Virtual memory, the Linux kernel's view.
Figure 4: Virtual memory, the Linux kernel's view.

Old Tricks, New Syntax

Classic Unix commands like uptime are immediately available. For example:

shellsession
SELECT * FROM uptime;

will produce the traditional day, hour, minutes, and seconds format alongside a total_seconds counter, which may well be more useful to programs. Perhaps the oldest of all performance metrics, the Load Average [9], receives a similar treatment in the load_average table:

shellsession
SELECT * FROM load_average;

Note that the capitalization of SQL keywords is stylistically good form for consistency, but it is not required – and your typing speed will benefit from not having to shift case.

The query-based approach to inspecting system state is all the more remarkable when applied to fleets of machines or public cloud instances.
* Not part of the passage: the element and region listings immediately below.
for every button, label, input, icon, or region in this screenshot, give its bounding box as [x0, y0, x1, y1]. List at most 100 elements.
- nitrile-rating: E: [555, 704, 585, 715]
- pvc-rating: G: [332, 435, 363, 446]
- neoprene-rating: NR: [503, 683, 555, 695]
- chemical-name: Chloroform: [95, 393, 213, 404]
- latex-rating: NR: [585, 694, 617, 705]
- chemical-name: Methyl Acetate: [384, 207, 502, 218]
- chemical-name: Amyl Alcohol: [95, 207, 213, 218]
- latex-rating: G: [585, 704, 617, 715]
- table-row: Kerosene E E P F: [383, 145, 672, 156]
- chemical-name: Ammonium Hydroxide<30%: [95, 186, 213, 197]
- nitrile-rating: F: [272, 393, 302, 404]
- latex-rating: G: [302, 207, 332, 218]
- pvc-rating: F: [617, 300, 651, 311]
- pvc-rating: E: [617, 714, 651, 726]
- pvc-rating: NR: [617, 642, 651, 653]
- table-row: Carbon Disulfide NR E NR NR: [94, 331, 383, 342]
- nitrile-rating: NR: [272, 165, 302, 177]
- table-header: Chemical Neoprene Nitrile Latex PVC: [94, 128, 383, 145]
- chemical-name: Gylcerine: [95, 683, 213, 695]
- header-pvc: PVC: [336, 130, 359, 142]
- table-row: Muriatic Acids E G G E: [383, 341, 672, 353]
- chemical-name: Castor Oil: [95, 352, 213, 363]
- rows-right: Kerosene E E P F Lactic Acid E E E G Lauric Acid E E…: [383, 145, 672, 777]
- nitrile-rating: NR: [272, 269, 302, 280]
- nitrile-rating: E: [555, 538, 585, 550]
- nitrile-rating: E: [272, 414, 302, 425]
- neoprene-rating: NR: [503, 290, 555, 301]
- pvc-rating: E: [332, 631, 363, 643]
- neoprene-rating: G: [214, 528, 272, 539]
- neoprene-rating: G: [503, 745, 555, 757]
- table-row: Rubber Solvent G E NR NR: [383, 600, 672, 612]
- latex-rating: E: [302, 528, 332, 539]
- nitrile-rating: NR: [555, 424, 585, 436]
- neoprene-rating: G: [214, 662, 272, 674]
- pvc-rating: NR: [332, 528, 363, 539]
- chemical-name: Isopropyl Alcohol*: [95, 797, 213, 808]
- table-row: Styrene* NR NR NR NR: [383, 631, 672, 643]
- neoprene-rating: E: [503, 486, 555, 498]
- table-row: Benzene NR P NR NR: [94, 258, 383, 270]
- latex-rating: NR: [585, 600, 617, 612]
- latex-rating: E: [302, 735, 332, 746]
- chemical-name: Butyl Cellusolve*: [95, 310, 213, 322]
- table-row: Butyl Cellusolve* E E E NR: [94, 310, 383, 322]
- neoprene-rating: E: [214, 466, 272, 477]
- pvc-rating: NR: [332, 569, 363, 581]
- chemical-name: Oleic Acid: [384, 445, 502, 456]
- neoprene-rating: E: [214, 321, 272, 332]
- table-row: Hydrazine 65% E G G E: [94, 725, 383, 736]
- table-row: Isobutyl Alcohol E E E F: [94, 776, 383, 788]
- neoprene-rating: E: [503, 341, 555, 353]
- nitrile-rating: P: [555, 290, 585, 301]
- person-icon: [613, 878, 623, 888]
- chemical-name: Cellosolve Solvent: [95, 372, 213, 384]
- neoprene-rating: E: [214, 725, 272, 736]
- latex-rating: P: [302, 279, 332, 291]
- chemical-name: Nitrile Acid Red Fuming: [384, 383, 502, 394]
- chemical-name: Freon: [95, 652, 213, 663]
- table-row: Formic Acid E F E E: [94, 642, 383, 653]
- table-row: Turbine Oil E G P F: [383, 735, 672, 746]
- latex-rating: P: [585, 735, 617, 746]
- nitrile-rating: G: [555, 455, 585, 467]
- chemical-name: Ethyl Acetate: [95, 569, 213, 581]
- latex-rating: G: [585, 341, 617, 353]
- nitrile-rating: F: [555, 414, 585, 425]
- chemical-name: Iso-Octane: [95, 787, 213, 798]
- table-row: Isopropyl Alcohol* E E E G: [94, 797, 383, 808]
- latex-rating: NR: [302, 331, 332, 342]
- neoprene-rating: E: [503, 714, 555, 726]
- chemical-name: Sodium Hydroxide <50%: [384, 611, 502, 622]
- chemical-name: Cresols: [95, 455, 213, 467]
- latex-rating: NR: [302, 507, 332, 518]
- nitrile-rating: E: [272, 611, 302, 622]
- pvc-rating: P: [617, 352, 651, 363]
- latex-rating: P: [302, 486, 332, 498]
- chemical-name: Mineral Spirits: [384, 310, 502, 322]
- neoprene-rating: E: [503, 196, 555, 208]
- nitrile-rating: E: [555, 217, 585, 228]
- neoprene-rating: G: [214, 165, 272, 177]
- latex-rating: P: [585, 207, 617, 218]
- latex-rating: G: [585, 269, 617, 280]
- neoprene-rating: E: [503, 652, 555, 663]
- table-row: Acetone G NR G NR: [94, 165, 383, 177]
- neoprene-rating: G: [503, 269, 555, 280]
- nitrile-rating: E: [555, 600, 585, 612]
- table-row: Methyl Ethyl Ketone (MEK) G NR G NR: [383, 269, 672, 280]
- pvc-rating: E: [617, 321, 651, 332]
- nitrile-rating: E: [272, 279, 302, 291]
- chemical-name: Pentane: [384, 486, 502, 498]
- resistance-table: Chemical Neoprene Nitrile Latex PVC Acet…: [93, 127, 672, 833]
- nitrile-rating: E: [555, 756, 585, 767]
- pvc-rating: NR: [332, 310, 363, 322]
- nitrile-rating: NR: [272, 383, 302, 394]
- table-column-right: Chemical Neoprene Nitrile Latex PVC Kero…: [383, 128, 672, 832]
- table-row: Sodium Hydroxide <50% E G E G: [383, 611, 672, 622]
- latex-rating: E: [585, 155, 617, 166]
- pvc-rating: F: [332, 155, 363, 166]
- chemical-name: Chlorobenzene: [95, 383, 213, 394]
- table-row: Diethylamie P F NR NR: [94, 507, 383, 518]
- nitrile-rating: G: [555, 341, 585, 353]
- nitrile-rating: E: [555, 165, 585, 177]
Analytics platform vendors like Uptycs [10] provide a way to aggregate and manipulate fleet data from a unified webpage view that complements this tool's powerful database interface visual navigation.

Osquery really shines in its ability to track processes alongside filesystem and user events, leading to its natural effectiveness as a security inspection tool. In time, and with additional performance data exposed in table form, it has the promise not only to become a dependable security-monitoring tool but also to expand into a performance-monitoring instrument for device fleets.